The future enlargement of the European Union is theoretically open to any European country which is democratic, operates a free market and is willing and able to implement all previous European Union law. Past enlargement has brought membership from six to twenty-seven members since the foundation of the European Union (EU) as the European Coal and Steel Community by the Inner Six in 1952. The accession criteria are included in the Copenhagen criteria, agreed in 1993, and the Treaty of Maastricht (Article 49). Whether a country is European or not is a subject to political assessment by the EU institutions.
At present, Croatia is set to accede to the EU in 2013 and there are five recognised candidates for membership: Iceland (applied 2009), Macedonia (applied 2004), Montenegro (applied 2008), Serbia (applied 2009) and Turkey (applied 1987). Serbia and Macedonia have not yet started negotiations to join. The other states in the Western Balkans—Albania and Bosnia and Herzegovina—have signed Stabilisation and Association Agreements (SAA) with the EU, which generally precede the lodging of membership applications. Albania applied for membership in April 2009, but the European Commission has yet to respond.
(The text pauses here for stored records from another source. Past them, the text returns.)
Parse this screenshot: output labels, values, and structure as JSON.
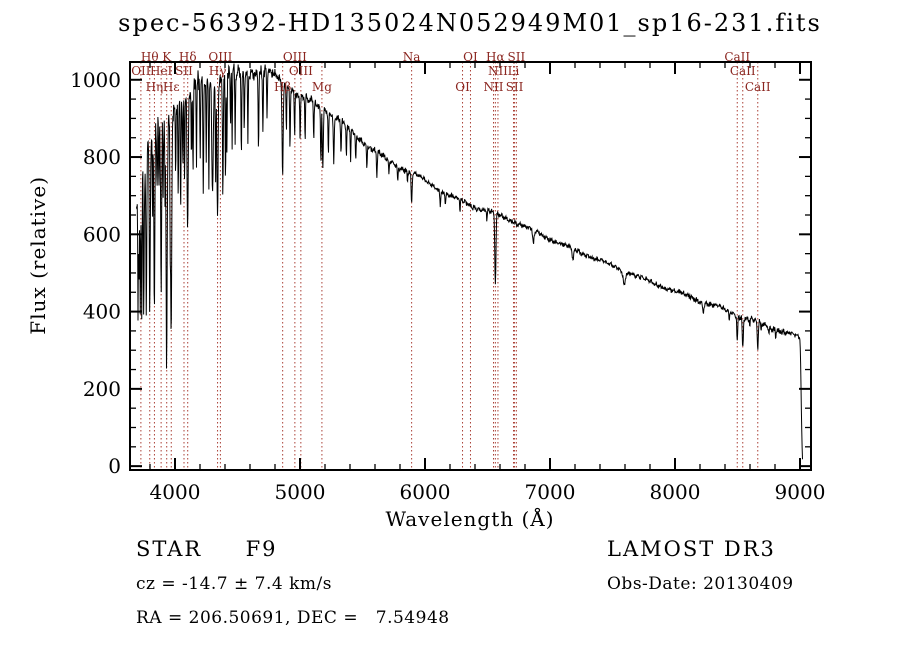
{
  "colors": {
    "background": "#ffffff",
    "spectrum": "#000000",
    "axis": "#000000",
    "marker_line": "#aa3f35",
    "marker_label": "#8b2620"
  },
  "chart_data": {
    "type": "line",
    "title": "spec-56392-HD135024N052949M01_sp16-231.fits",
    "xlabel": "Wavelength (Å)",
    "ylabel": "Flux (relative)",
    "xlim": [
      3640,
      9088
    ],
    "ylim": [
      -10,
      1046
    ],
    "x_ticks": [
      4000,
      5000,
      6000,
      7000,
      8000,
      9000
    ],
    "y_ticks": [
      0,
      200,
      400,
      600,
      800,
      1000
    ],
    "x_minor_step": 200,
    "y_minor_step": 50,
    "grid": false,
    "continuum_points": [
      [
        3692,
        700
      ],
      [
        3750,
        790
      ],
      [
        3800,
        830
      ],
      [
        3850,
        856
      ],
      [
        3900,
        882
      ],
      [
        3950,
        908
      ],
      [
        4000,
        945
      ],
      [
        4100,
        965
      ],
      [
        4200,
        985
      ],
      [
        4300,
        1000
      ],
      [
        4400,
        1010
      ],
      [
        4500,
        1015
      ],
      [
        4600,
        1020
      ],
      [
        4700,
        1018
      ],
      [
        4800,
        1010
      ],
      [
        4900,
        985
      ],
      [
        5000,
        955
      ],
      [
        5100,
        940
      ],
      [
        5200,
        925
      ],
      [
        5300,
        898
      ],
      [
        5400,
        870
      ],
      [
        5500,
        842
      ],
      [
        5600,
        816
      ],
      [
        5700,
        792
      ],
      [
        5800,
        775
      ],
      [
        5900,
        758
      ],
      [
        6000,
        738
      ],
      [
        6100,
        718
      ],
      [
        6200,
        700
      ],
      [
        6300,
        685
      ],
      [
        6400,
        670
      ],
      [
        6500,
        662
      ],
      [
        6600,
        648
      ],
      [
        6700,
        634
      ],
      [
        6800,
        620
      ],
      [
        6900,
        604
      ],
      [
        7000,
        588
      ],
      [
        7200,
        560
      ],
      [
        7400,
        532
      ],
      [
        7600,
        505
      ],
      [
        7800,
        478
      ],
      [
        8000,
        452
      ],
      [
        8200,
        428
      ],
      [
        8400,
        405
      ],
      [
        8500,
        392
      ],
      [
        8600,
        380
      ],
      [
        8700,
        368
      ],
      [
        8800,
        356
      ],
      [
        8900,
        344
      ],
      [
        8960,
        336
      ],
      [
        9000,
        330
      ],
      [
        9006,
        250
      ],
      [
        9012,
        120
      ],
      [
        9018,
        30
      ],
      [
        9022,
        8
      ]
    ],
    "absorption_features": [
      [
        3704,
        0.45,
        7
      ],
      [
        3712,
        0.4,
        7
      ],
      [
        3722,
        0.45,
        7
      ],
      [
        3734,
        0.5,
        8
      ],
      [
        3750,
        0.48,
        9
      ],
      [
        3771,
        0.5,
        10
      ],
      [
        3798,
        0.52,
        11
      ],
      [
        3820,
        0.25,
        7
      ],
      [
        3835,
        0.52,
        11
      ],
      [
        3856,
        0.25,
        7
      ],
      [
        3871,
        0.2,
        6
      ],
      [
        3889,
        0.5,
        12
      ],
      [
        3905,
        0.2,
        6
      ],
      [
        3920,
        0.25,
        6
      ],
      [
        3933,
        0.72,
        13
      ],
      [
        3961,
        0.3,
        8
      ],
      [
        3969,
        0.62,
        13
      ],
      [
        4005,
        0.2,
        7
      ],
      [
        4026,
        0.25,
        8
      ],
      [
        4045,
        0.28,
        8
      ],
      [
        4063,
        0.2,
        7
      ],
      [
        4077,
        0.22,
        7
      ],
      [
        4101,
        0.38,
        13
      ],
      [
        4132,
        0.2,
        7
      ],
      [
        4144,
        0.25,
        8
      ],
      [
        4172,
        0.22,
        7
      ],
      [
        4202,
        0.2,
        7
      ],
      [
        4226,
        0.3,
        8
      ],
      [
        4250,
        0.2,
        7
      ],
      [
        4271,
        0.25,
        8
      ],
      [
        4300,
        0.28,
        16
      ],
      [
        4325,
        0.25,
        8
      ],
      [
        4340,
        0.35,
        13
      ],
      [
        4383,
        0.3,
        9
      ],
      [
        4404,
        0.28,
        8
      ],
      [
        4415,
        0.2,
        7
      ],
      [
        4444,
        0.15,
        7
      ],
      [
        4457,
        0.18,
        7
      ],
      [
        4481,
        0.18,
        7
      ],
      [
        4531,
        0.2,
        8
      ],
      [
        4554,
        0.15,
        7
      ],
      [
        4583,
        0.18,
        7
      ],
      [
        4668,
        0.2,
        8
      ],
      [
        4703,
        0.15,
        8
      ],
      [
        4736,
        0.12,
        7
      ],
      [
        4861,
        0.24,
        13
      ],
      [
        4891,
        0.12,
        7
      ],
      [
        4920,
        0.15,
        8
      ],
      [
        4957,
        0.12,
        7
      ],
      [
        5001,
        0.12,
        7
      ],
      [
        5041,
        0.12,
        7
      ],
      [
        5110,
        0.1,
        8
      ],
      [
        5167,
        0.15,
        9
      ],
      [
        5183,
        0.17,
        10
      ],
      [
        5227,
        0.12,
        8
      ],
      [
        5270,
        0.14,
        10
      ],
      [
        5328,
        0.1,
        8
      ],
      [
        5371,
        0.09,
        8
      ],
      [
        5405,
        0.09,
        8
      ],
      [
        5446,
        0.08,
        8
      ],
      [
        5535,
        0.07,
        8
      ],
      [
        5615,
        0.08,
        9
      ],
      [
        5711,
        0.05,
        8
      ],
      [
        5782,
        0.05,
        8
      ],
      [
        5860,
        0.04,
        7
      ],
      [
        5893,
        0.11,
        11
      ],
      [
        6122,
        0.05,
        8
      ],
      [
        6163,
        0.04,
        8
      ],
      [
        6280,
        0.05,
        9
      ],
      [
        6495,
        0.04,
        9
      ],
      [
        6563,
        0.28,
        13
      ],
      [
        6867,
        0.06,
        16
      ],
      [
        7184,
        0.05,
        20
      ],
      [
        7594,
        0.07,
        24
      ],
      [
        8227,
        0.05,
        14
      ],
      [
        8434,
        0.05,
        10
      ],
      [
        8498,
        0.16,
        11
      ],
      [
        8542,
        0.21,
        12
      ],
      [
        8598,
        0.05,
        9
      ],
      [
        8662,
        0.19,
        12
      ],
      [
        8688,
        0.06,
        9
      ],
      [
        8750,
        0.05,
        10
      ],
      [
        8806,
        0.04,
        9
      ]
    ],
    "noise_profile": [
      [
        3692,
        60
      ],
      [
        3760,
        55
      ],
      [
        3900,
        45
      ],
      [
        4000,
        30
      ],
      [
        4200,
        24
      ],
      [
        4500,
        18
      ],
      [
        4800,
        13
      ],
      [
        5200,
        10
      ],
      [
        5600,
        9
      ],
      [
        6000,
        8
      ],
      [
        6600,
        7
      ],
      [
        7200,
        7
      ],
      [
        8000,
        8
      ],
      [
        8500,
        9
      ],
      [
        8900,
        8
      ],
      [
        9005,
        4
      ]
    ],
    "line_markers": [
      {
        "label": "OII",
        "wavelength": 3727.1,
        "row": 2
      },
      {
        "label": "Hθ",
        "wavelength": 3798.0,
        "row": 1
      },
      {
        "label": "Hη",
        "wavelength": 3835.4,
        "row": 3
      },
      {
        "label": "HeI",
        "wavelength": 3889.0,
        "row": 2
      },
      {
        "label": "K",
        "wavelength": 3933.7,
        "row": 1
      },
      {
        "label": "Hε",
        "wavelength": 3970.1,
        "row": 3
      },
      {
        "label": "SII",
        "wavelength": 4072.0,
        "row": 2
      },
      {
        "label": "Hδ",
        "wavelength": 4101.7,
        "row": 1
      },
      {
        "label": "Hγ",
        "wavelength": 4340.5,
        "row": 2
      },
      {
        "label": "OIII",
        "wavelength": 4363.2,
        "row": 1
      },
      {
        "label": "Hβ",
        "wavelength": 4861.3,
        "row": 3
      },
      {
        "label": "OIII",
        "wavelength": 4958.9,
        "row": 1
      },
      {
        "label": "OIII",
        "wavelength": 5006.8,
        "row": 2
      },
      {
        "label": "Mg",
        "wavelength": 5175.3,
        "row": 3
      },
      {
        "label": "Na",
        "wavelength": 5893.0,
        "row": 1
      },
      {
        "label": "OI",
        "wavelength": 6300.3,
        "row": 3
      },
      {
        "label": "OI",
        "wavelength": 6363.8,
        "row": 1
      },
      {
        "label": "NII",
        "wavelength": 6548.1,
        "row": 3
      },
      {
        "label": "Hα",
        "wavelength": 6562.8,
        "row": 1
      },
      {
        "label": "NII",
        "wavelength": 6583.5,
        "row": 2
      },
      {
        "label": "Li",
        "wavelength": 6707.9,
        "row": 2
      },
      {
        "label": "SII",
        "wavelength": 6716.4,
        "row": 3
      },
      {
        "label": "SII",
        "wavelength": 6730.8,
        "row": 1
      },
      {
        "label": "CaII",
        "wavelength": 8498.0,
        "row": 1
      },
      {
        "label": "CaII",
        "wavelength": 8542.1,
        "row": 2
      },
      {
        "label": "CaII",
        "wavelength": 8662.1,
        "row": 3
      }
    ]
  },
  "footer": {
    "class": "STAR     F9",
    "survey": "LAMOST DR3",
    "cz": "cz = -14.7 ± 7.4 km/s",
    "obs_date": "Obs-Date: 20130409",
    "ra_dec": "RA = 206.50691, DEC =   7.54948"
  }
}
On Central and Eastern European countries not being parts of the EU, Heather Grabbe (UK) of the Centre for European Reform commented: "Belarus is too authoritarian, Moldova too poor, Ukraine too large, and Russia too scary for the EU to contemplate offering membership any time soon." This was confirmed by a Polish-Swedish authored EU strategy which outlined full integration short of membership being offered to states in the East of Europe but no enlargement perspective offered in the short to medium term.